Voters see this weakness and elect candidates based on personalities rather than along party lines. This is the reason why we keep electing presidents and vice presidents from rival parties.
Divergent views are expressed by individual candidates and not as a party stand. We saw those divergent opinions during the debates for president and vice president, but the candidates were not expressing party positions that members must support.
Otherwise, how can you explain the continuing exodus of LP members, for example, to the coalition of an incoming president whose ideas about human rights, law enforcement, the Marcoses and several other issues are widely divergent from those of President Aquino?
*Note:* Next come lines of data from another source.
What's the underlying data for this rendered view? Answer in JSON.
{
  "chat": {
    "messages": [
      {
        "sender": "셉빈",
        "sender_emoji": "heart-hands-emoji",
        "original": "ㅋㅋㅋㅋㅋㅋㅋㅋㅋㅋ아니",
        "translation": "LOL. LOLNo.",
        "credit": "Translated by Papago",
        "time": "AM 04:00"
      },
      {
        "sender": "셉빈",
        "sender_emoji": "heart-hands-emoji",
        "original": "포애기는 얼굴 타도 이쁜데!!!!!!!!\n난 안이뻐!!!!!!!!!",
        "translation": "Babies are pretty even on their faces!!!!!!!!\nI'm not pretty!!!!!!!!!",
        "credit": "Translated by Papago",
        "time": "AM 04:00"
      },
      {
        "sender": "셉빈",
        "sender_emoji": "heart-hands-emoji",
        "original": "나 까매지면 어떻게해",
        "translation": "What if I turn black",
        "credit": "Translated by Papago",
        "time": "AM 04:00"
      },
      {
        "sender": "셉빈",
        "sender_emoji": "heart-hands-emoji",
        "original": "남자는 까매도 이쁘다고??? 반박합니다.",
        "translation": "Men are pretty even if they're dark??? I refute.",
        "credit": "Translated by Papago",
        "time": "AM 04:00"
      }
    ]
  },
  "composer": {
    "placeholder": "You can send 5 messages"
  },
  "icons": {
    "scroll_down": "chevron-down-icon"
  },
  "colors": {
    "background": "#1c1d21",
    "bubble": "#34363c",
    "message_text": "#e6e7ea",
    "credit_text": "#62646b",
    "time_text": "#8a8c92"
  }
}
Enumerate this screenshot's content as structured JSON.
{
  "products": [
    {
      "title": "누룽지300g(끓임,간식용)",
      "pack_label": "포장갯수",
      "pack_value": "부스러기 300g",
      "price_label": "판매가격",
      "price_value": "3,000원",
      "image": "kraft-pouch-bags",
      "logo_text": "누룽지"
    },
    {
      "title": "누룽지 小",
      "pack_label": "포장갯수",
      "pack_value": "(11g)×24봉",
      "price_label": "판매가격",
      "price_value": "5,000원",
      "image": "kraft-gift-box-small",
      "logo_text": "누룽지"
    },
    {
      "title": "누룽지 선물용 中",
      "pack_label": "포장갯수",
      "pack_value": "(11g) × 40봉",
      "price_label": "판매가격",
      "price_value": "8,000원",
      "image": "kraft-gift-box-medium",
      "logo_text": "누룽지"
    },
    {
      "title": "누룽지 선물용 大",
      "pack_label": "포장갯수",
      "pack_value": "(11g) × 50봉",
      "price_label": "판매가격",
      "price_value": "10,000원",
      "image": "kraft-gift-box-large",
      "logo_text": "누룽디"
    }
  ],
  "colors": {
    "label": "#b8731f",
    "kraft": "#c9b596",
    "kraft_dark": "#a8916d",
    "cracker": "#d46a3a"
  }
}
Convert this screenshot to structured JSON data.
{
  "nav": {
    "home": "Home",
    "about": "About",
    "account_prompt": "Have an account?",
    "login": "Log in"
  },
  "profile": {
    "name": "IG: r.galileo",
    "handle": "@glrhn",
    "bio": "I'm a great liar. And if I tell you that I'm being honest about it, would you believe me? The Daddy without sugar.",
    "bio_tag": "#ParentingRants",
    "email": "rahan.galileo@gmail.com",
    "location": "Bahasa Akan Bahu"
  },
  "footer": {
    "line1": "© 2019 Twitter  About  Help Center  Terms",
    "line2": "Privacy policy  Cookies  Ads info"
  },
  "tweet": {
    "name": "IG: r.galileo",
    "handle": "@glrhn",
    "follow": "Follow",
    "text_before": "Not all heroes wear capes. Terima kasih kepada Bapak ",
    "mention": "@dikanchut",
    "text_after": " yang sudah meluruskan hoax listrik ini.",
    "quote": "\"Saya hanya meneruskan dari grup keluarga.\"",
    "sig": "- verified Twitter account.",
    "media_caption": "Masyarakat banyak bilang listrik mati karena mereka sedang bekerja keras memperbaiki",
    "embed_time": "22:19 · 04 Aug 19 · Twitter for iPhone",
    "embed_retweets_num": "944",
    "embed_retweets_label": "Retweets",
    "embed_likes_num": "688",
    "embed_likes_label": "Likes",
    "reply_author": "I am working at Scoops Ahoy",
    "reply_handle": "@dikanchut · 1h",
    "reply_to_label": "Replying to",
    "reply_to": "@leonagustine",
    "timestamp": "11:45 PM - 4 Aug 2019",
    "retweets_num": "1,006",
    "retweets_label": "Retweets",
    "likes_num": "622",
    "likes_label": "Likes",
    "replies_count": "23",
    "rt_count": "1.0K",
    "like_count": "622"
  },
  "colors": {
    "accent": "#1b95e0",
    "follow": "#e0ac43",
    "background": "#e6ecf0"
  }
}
In countries with a strong party system, a party that wins the presidency but loses the legislature to rival parties is forced to form a coalition government, with the strong opposition providing the checks and balances that are crucial in a healthy democracy.
In our country, a party that is trounced in an election is simply dissolved, with the members joining whichever group is in power. Or else the losing party coalesces with the winners.
At the start of any administration, the opposition is always weak. It becomes stronger only when Malacañang fails to provide the expected political largesse to original supporters and turncoats alike, or when the administration slips and public opinion turns against it.
Duterte can revel in his landslide victory – the largest winning margin ever in Philippine presidential races. But it’s good to bear in mind that Erap also won the presidency by a landslide – and he didn’t finish even the first half of his term.
We can probably consider this an upside of the balimbing culture: the turncoatism also means political support is built on sand. It shifts with public opinion and can be eroded overnight in case the president is seen to betray public trust.